Una cartera de inversión es, básicamente, tu conjunto de activos financieros: acciones, bonos, ETFs, bienes raíces y otras inversiones trabajando juntas para tus objetivos. No es un combo aleatorio de cosas que compraste en el camino, sino una estrategia diseñada para equilibrar riesgo y rendimiento.

La magia está en la diversificación. Al repartir tu dinero entre distintos activos que reaccionan diferente a las subidas y bajadas del mercado, te das mejores probabilidades de aguantar los periodos malos y aprovechar los buenos. Piensa en ello como armar una playlist: quieres una mezcla que funcione, no una sola canción en bucle.

En general, tu cartera debería alinearse con tres elementos: tu tolerancia al riesgo, el rendimiento esperado y tus objetivos financieros personales. Cuando estas piezas encajan, tu cartera se vuelve una herramienta potente para construir patrimonio con el tiempo, y no solo una lista de inversiones “a ver si pega”.

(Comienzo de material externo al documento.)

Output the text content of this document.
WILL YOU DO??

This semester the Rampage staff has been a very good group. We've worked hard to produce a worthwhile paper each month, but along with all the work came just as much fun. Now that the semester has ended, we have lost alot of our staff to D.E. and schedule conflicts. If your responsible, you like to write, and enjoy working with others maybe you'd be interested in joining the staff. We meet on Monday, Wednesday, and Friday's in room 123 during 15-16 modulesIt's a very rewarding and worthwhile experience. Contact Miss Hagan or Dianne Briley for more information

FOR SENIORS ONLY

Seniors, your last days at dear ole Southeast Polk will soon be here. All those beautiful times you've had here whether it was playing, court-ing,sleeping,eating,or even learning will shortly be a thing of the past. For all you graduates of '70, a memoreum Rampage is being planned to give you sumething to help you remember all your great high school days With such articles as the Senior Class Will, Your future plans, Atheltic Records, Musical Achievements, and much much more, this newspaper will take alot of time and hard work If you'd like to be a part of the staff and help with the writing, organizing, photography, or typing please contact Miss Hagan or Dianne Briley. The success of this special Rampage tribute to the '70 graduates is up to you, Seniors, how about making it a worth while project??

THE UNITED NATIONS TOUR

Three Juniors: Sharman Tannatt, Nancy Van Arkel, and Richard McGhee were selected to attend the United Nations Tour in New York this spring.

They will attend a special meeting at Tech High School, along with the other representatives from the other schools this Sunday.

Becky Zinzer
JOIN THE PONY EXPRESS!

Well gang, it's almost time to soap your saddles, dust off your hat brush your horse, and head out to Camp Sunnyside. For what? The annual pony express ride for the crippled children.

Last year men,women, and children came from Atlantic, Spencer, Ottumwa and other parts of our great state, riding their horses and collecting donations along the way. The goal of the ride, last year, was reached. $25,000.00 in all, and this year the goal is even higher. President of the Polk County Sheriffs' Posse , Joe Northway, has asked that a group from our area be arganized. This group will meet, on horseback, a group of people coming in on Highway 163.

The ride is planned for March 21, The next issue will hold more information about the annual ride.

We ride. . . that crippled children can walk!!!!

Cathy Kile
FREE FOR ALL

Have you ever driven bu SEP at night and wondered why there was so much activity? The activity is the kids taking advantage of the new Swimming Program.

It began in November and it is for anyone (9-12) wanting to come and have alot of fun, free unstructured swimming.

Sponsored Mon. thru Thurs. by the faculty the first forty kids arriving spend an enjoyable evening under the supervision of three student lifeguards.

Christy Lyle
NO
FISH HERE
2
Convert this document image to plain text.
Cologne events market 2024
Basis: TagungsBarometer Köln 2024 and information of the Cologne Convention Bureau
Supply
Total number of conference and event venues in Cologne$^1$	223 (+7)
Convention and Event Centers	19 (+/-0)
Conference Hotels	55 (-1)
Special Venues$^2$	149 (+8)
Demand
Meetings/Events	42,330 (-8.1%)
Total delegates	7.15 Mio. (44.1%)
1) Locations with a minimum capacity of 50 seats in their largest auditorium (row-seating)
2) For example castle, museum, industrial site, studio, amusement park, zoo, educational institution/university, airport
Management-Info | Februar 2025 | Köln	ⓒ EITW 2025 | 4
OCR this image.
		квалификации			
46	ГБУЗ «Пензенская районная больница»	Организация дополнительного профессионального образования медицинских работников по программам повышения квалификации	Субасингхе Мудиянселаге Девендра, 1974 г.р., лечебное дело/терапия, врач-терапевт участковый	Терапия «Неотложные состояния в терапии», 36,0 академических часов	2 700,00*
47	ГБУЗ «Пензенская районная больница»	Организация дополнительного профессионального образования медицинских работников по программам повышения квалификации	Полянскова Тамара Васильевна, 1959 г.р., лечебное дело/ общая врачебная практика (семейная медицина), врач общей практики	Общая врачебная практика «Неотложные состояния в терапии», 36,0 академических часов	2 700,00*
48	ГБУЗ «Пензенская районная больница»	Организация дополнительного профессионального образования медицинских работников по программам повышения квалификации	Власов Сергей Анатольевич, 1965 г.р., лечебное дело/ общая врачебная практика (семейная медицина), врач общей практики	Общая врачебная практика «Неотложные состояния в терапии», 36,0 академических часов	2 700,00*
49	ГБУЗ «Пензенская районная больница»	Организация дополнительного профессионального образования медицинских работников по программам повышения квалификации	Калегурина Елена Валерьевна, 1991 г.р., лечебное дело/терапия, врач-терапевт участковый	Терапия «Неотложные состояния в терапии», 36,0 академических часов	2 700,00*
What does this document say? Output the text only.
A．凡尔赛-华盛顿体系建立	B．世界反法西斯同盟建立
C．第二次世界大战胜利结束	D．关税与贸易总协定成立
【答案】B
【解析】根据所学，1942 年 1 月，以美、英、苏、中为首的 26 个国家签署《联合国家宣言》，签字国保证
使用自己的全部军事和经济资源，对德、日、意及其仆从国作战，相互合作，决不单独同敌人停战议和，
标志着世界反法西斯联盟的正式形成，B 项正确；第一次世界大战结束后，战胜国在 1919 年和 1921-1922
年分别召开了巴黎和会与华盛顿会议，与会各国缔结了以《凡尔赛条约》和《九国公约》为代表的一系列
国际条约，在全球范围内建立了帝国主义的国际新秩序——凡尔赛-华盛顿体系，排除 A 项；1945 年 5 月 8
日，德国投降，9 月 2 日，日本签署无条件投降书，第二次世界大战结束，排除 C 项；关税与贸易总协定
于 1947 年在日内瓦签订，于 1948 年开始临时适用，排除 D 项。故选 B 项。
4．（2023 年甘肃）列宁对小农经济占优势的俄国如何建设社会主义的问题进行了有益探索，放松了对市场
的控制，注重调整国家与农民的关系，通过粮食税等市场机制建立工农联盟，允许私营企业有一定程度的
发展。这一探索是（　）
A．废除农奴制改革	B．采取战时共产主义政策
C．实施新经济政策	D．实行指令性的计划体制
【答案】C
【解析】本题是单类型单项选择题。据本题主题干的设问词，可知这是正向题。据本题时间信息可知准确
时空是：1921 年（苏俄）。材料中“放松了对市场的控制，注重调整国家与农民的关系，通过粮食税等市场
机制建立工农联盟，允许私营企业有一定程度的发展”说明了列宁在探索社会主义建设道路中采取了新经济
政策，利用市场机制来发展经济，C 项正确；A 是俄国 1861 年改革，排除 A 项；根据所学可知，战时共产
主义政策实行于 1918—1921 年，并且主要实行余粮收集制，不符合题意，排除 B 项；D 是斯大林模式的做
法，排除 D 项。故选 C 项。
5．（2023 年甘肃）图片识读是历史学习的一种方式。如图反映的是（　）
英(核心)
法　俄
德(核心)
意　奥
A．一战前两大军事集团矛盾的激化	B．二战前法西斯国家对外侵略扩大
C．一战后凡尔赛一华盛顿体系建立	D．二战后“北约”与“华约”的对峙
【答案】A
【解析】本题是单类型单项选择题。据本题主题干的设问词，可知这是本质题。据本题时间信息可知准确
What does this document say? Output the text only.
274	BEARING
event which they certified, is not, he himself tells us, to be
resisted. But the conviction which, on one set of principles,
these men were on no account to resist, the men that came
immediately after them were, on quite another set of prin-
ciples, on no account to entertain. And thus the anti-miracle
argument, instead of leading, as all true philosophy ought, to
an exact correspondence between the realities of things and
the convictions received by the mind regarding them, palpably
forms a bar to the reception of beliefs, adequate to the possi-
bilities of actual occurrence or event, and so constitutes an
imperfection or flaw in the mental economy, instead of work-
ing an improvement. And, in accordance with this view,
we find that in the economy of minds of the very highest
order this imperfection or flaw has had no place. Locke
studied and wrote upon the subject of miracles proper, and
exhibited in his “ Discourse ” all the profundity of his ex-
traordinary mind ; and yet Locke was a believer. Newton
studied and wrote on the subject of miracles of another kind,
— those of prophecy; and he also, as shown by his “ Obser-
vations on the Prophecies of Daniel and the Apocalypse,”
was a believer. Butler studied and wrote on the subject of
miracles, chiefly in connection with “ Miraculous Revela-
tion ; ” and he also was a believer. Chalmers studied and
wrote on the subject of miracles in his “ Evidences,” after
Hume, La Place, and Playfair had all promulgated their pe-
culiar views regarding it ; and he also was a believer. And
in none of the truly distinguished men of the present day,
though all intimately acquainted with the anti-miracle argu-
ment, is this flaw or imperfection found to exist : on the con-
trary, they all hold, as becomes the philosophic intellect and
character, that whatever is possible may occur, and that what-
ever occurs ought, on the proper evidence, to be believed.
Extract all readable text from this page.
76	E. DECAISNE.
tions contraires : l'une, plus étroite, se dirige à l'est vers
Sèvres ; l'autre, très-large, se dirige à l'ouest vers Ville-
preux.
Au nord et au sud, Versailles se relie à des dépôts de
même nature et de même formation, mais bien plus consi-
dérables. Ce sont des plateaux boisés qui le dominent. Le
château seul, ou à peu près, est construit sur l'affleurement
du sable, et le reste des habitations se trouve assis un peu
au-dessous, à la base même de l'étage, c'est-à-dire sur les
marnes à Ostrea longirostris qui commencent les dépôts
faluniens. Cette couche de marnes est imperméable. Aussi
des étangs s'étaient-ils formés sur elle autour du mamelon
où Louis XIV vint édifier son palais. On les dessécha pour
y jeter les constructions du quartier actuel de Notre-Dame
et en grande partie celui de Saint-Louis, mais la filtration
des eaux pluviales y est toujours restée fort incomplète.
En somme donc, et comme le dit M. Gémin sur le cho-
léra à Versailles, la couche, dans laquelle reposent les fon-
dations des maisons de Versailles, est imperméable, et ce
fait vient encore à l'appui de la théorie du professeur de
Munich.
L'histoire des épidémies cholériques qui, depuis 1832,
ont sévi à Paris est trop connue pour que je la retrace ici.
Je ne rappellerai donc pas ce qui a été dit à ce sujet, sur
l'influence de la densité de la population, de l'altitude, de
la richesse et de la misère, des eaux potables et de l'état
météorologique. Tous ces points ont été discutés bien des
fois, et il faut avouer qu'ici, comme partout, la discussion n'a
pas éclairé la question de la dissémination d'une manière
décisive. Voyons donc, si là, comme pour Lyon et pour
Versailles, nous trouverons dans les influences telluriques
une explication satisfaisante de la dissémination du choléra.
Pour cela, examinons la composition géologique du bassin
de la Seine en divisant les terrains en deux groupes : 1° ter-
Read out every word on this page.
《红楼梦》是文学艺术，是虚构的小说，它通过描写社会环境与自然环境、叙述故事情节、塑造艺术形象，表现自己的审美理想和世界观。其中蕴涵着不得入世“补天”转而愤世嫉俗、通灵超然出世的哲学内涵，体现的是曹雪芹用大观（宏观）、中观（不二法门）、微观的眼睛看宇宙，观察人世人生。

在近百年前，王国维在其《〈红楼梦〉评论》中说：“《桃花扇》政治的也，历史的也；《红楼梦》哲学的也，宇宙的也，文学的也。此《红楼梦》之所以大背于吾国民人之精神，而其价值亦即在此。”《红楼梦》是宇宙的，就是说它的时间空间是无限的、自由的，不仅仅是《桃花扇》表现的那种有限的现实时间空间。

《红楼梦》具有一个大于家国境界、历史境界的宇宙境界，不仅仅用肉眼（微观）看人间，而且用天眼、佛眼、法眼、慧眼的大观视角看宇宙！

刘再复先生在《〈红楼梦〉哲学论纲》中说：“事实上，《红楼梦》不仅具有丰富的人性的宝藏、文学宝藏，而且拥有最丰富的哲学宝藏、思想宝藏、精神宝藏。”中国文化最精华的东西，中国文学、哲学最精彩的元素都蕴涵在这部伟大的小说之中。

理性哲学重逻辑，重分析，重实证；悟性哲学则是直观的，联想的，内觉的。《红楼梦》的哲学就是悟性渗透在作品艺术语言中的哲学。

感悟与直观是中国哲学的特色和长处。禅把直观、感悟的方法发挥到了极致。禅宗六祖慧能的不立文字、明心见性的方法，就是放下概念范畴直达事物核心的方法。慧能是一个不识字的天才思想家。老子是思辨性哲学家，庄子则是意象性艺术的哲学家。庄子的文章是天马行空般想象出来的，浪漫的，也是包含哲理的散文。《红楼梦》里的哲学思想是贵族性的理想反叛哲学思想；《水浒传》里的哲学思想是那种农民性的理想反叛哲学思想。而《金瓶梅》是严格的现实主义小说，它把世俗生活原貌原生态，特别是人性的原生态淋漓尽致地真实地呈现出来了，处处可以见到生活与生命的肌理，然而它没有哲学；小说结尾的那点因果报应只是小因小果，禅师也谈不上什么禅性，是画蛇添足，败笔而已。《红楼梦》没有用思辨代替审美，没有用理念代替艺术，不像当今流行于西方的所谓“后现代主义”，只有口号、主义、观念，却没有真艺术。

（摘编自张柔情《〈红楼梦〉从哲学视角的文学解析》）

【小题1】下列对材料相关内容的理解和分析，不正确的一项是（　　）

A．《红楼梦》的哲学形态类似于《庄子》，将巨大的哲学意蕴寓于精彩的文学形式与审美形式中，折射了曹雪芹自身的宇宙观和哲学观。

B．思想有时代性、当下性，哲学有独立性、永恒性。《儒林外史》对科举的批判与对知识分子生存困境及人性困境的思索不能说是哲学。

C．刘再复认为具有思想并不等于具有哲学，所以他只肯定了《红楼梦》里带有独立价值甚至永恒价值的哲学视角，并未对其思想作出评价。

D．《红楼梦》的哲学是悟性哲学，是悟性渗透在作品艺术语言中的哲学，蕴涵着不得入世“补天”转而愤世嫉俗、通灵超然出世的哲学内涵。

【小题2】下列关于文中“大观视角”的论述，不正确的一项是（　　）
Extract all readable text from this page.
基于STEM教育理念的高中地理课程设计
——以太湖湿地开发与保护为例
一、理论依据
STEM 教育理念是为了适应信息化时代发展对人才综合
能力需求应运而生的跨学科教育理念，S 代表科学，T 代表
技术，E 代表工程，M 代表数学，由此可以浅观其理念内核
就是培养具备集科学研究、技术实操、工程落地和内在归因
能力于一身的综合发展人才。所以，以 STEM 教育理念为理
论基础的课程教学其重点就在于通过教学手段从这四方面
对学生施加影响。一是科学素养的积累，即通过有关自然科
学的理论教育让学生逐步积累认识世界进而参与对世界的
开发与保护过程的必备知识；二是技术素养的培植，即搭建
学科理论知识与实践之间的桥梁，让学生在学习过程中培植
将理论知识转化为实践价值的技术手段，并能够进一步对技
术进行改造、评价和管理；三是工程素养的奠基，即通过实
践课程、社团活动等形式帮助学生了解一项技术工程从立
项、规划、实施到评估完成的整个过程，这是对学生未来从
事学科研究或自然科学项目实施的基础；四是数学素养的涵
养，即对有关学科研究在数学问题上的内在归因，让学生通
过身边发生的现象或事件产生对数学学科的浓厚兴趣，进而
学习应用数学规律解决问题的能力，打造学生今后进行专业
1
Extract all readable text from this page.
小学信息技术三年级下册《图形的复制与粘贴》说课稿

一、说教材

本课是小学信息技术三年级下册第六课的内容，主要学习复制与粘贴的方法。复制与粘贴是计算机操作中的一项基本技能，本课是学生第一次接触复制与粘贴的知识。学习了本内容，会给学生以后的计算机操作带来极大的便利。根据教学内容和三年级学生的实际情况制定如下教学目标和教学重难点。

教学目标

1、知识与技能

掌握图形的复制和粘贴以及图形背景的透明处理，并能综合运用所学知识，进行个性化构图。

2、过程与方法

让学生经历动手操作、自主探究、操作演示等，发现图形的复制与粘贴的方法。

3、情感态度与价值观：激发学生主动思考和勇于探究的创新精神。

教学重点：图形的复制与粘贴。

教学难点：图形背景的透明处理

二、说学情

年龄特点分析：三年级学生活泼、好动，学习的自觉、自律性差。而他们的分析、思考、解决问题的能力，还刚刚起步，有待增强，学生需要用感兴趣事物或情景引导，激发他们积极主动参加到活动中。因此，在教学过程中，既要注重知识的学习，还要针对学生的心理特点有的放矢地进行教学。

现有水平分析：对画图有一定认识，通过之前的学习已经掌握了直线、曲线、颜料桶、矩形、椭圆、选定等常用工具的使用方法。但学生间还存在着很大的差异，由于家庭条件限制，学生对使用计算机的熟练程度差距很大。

Por qué importa construir la cartera correcta

La diferencia entre una cartera bien estructurada y un conjunto desordenado de inversiones puede definir tu futuro financiero. Una mala construcción suele llevar a pérdidas innecesarias en caídas de mercado, oportunidades perdidas en fases de crecimiento y noches en vela por la incertidumbre.

En cambio, una cartera bien pensada funciona como tu base financiera: lo suficientemente estable para resistir tormentas y bien posicionada para capturar crecimiento cuando el mercado acompaña. Se trata de crear una estrategia que encaje con tus metas y tu tolerancia al riesgo, no de seguir la tendencia del momento o copiar lo que le funcionó a otra persona.

El éxito en inversión empieza con un marco hecho para ti: tus objetivos, tu tolerancia al riesgo, tus necesidades de ingresos e incluso tus valores. No se trata de la estrategia más compleja, sino de una que entiendas y puedas mantener cuando el mercado se ponga intenso.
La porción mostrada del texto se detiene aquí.